Now it’s been said. Houston and the Galveston area was prepared to depart but the infrastructure cannot support more than a million people trying to go in the same direction at once. Can’t be done, folks. You have thousands of cars stranded by the side of Interstate-45 (not a particularly good straight of highway to start because of multiple construction projects and just plain bad road) and thousands more out of gas and stuck in the middle (with you, sorry Gerry Rafferty).
At best, traffic moved at less than a snail’s pace at 2 miles per hour and that won’t get you from Cedar Lake City to Spring in a day’s time. And what will five extra gallons of gas from the government do for stalled cars in an immobile parking lot with stations emptying quicker than a Cowboys’ crowd after a loss?
Houston is massive; it is the largest city by acreage in the U.S. Between the Reliant Center on south Loop 610 and Galveston, there are half million residents. Add another million in the city of Houston proper and you see the problem. People cannot be moved THAT fast on any route out of town.
And where are they going to go? Huntsville? Madisonville? Centerville? Fairfield? Corsicana? Ennis? I’ve just named you the cities along I-45 from Houston to Dallas. In between are miles and miles of empty Texas (sorry Asleep at the Wheel) and no place to stop. One thing Gov. Rick Perry could have done was to open all state parks with shelters free of charge for 2-3 days to house evacuees. That would help a little.
President Bush, concerned about Texas a lot sooner than he appeared in New Orleans, can still impose a price freeze on retail gasoline to keep the negative impact from wounding the economy further.

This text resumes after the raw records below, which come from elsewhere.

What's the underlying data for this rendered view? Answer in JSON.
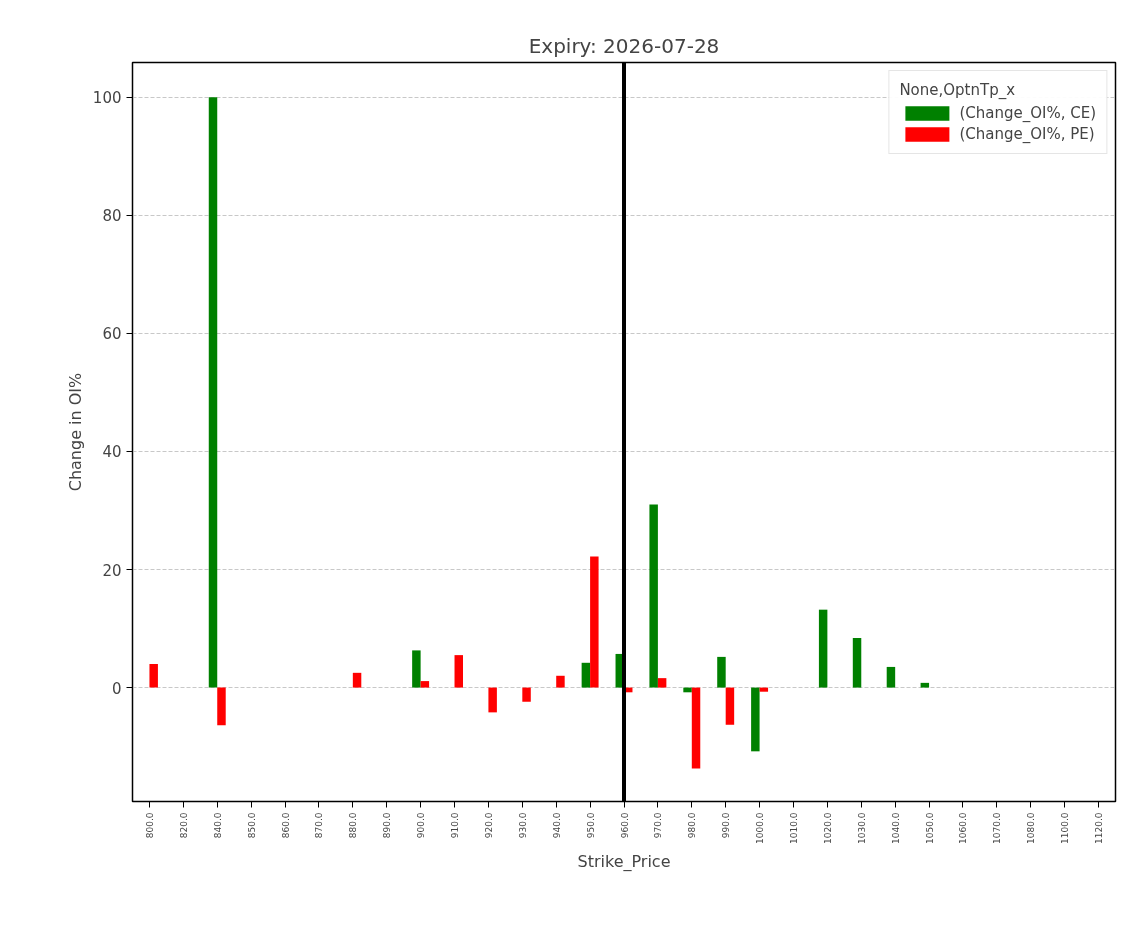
{
  "chart_data": {
    "type": "bar",
    "title": "Expiry: 2026-07-28",
    "xlabel": "Strike_Price",
    "ylabel": "Change in OI%",
    "legend_title": "None,OptnTp_x",
    "categories": [
      "800.0",
      "820.0",
      "840.0",
      "850.0",
      "860.0",
      "870.0",
      "880.0",
      "890.0",
      "900.0",
      "910.0",
      "920.0",
      "930.0",
      "940.0",
      "950.0",
      "960.0",
      "970.0",
      "980.0",
      "990.0",
      "1000.0",
      "1010.0",
      "1020.0",
      "1030.0",
      "1040.0",
      "1050.0",
      "1060.0",
      "1070.0",
      "1080.0",
      "1100.0",
      "1120.0"
    ],
    "series": [
      {
        "name": "(Change_OI%, CE)",
        "color": "#008000",
        "values": [
          null,
          null,
          100,
          null,
          null,
          null,
          null,
          null,
          6.3,
          null,
          null,
          null,
          null,
          4.2,
          5.7,
          31.0,
          -0.8,
          5.2,
          -10.8,
          null,
          13.2,
          8.4,
          3.5,
          0.8,
          null,
          null,
          null,
          null,
          null
        ]
      },
      {
        "name": "(Change_OI%, PE)",
        "color": "#ff0000",
        "values": [
          4.0,
          null,
          -6.4,
          null,
          null,
          null,
          2.5,
          null,
          1.1,
          5.5,
          -4.2,
          -2.4,
          2.0,
          22.2,
          -0.8,
          1.6,
          -13.7,
          -6.3,
          -0.7,
          null,
          null,
          null,
          null,
          null,
          null,
          null,
          null,
          null,
          null
        ]
      }
    ],
    "ylim": [
      -19.3,
      105.9
    ],
    "yticks": [
      0,
      20,
      40,
      60,
      80,
      100
    ],
    "grid": "y",
    "legend": "top right",
    "ref_lines": [
      {
        "axis": "x",
        "value": "960.0",
        "color": "#000000"
      }
    ]
  }
}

In New Orleans, people either couldn’t or wouldn’t leave; in Houston, they ALL tried to escape and no government was ready for either contingency. In fact, news reports have Houston’s evacuation plans taking a higher percentage of “no goes” into consideration than actually chose to stay. And the re-entry will be just as nasty and messy and the same provisions – re-routing traffic on the interstate and U.S. 59 must be done to allow for some sort of orderly flow.
Officials need to ask themselves if any Texas city can be properly evacuated. Corpus Christi has one north-south route (I-37), Brownsville hardly has one and Beaumont doesn’t really have that direction to travel. Take it one step further: no American city can empty in time to avoid such a disaster. These two storms need to be valuable lessons to the folks in Washington who wring their hands over a terrorist attack.
By the way, where has the Homeland Security Secretary – Michael Cherthoff – been over the last three days? He’s been the Invisible Man in the Bush Administration.
There was nothing I could do for my children since driving south was not an option. I can only pray for their safety and those of thousands, if not millions, of others. But in the end, Mother Nature wins out and there’s precious little we can do about it – be it in Houston or New Orleans or Florida or anywhere.